A lot of people choose surgical neutering for dogs and bitches as a reliable method of breeding control, and many vets will carry out the surgery at six months of age. In March, we saw a Pug called Cooper whose owners were concerned she was growing fat. Her owners had planned on getting her neutered but time had passed quicker than expected and she was now eight months old.
The owners had not noticed Cooper coming into season which typically occurs around eight months of age for the first season. Cooper lived with her litter brother and unfortunately she was now pregnant. Cooper had an ultrasound scan which indicated that she was in advanced pregnancy and would likely give birth in the next week. The veterinary nurses at the Langford Small Animal Practice gave Cooper's owners some advice on what to expect, signs to look out for and when to contact the practice if concerned.

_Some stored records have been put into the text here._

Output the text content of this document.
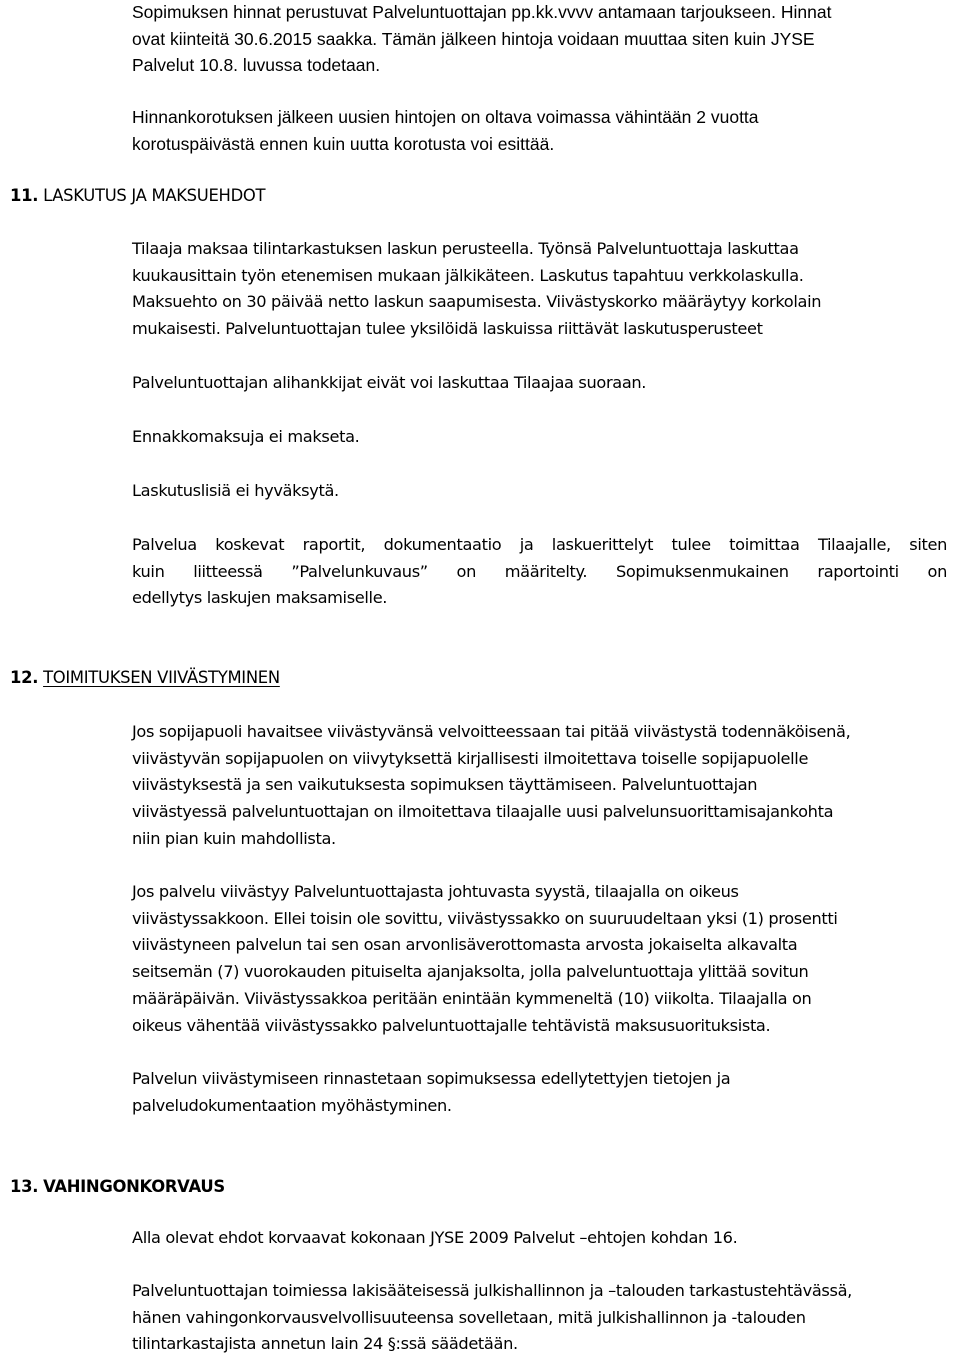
Sopimuksen hinnat perustuvat Palveluntuottajan pp.kk.vvvv antamaan tarjoukseen. Hinnat
ovat kiinteitä 30.6.2015 saakka. Tämän jälkeen hintoja voidaan muuttaa siten kuin JYSE
Palvelut 10.8. luvussa todetaan.
Hinnankorotuksen jälkeen uusien hintojen on oltava voimassa vähintään 2 vuotta
korotuspäivästä ennen kuin uutta korotusta voi esittää.
11. LASKUTUS JA MAKSUEHDOT
Tilaaja maksaa tilintarkastuksen laskun perusteella. Työnsä Palveluntuottaja laskuttaa
kuukausittain työn etenemisen mukaan jälkikäteen. Laskutus tapahtuu verkkolaskulla.
Maksuehto on 30 päivää netto laskun saapumisesta. Viivästyskorko määräytyy korkolain
mukaisesti. Palveluntuottajan tulee yksilöidä laskuissa riittävät laskutusperusteet

Palveluntuottajan alihankkijat eivät voi laskuttaa Tilaajaa suoraan.

Ennakkomaksuja ei makseta.

Laskutuslisiä ei hyväksytä.

Palvelua koskevat raportit, dokumentaatio ja laskuerittelyt tulee toimittaa Tilaajalle, siten
kuin liitteessä ”Palvelunkuvaus” on määritelty. Sopimuksenmukainen raportointi on
edellytys laskujen maksamiselle.
12. TOIMITUKSEN VIIVÄSTYMINEN
Jos sopijapuoli havaitsee viivästyvänsä velvoitteessaan tai pitää viivästystä todennäköisenä,
viivästyvän sopijapuolen on viivytyksettä kirjallisesti ilmoitettava toiselle sopijapuolelle
viivästyksestä ja sen vaikutuksesta sopimuksen täyttämiseen. Palveluntuottajan
viivästyessä palveluntuottajan on ilmoitettava tilaajalle uusi palvelunsuorittamisajankohta
niin pian kuin mahdollista.
Jos palvelu viivästyy Palveluntuottajasta johtuvasta syystä, tilaajalla on oikeus
viivästyssakkoon. Ellei toisin ole sovittu, viivästyssakko on suuruudeltaan yksi (1) prosentti
viivästyneen palvelun tai sen osan arvonlisäverottomasta arvosta jokaiselta alkavalta
seitsemän (7) vuorokauden pituiselta ajanjaksolta, jolla palveluntuottaja ylittää sovitun
määräpäivän. Viivästyssakkoa peritään enintään kymmeneltä (10) viikolta. Tilaajalla on
oikeus vähentää viivästyssakko palveluntuottajalle tehtävistä maksusuorituksista.
Palvelun viivästymiseen rinnastetaan sopimuksessa edellytettyjen tietojen ja
palveludokumentaation myöhästyminen.
13. VAHINGONKORVAUS

Alla olevat ehdot korvaavat kokonaan JYSE 2009 Palvelut –ehtojen kohdan 16.

Palveluntuottajan toimiessa lakisääteisessä julkishallinnon ja –talouden tarkastustehtävässä,
hänen vahingonkorvausvelvollisuuteensa sovelletaan, mitä julkishallinnon ja -talouden
tilintarkastajista annetun lain 24 §:ssä säädetään.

Cooper started labour during the afternoon when the only person in the house were her owners’ teenage daughter. She phoned the vets and our nurses patiently talked her through helping with the birth. When Cooper's owners returned she was having difficulty and she was brought into the clinic where, with a little assistance, she was able to have all of the puppies naturally. Unfortunately one puppy was born dead, which was why Cooper had difficulty during the labour, but the other four pups were delivered fit and healthy. Although this pregnancy was not planned, the outcome was still good for mum and pups due to the dedication of her owners and the support of the practice team.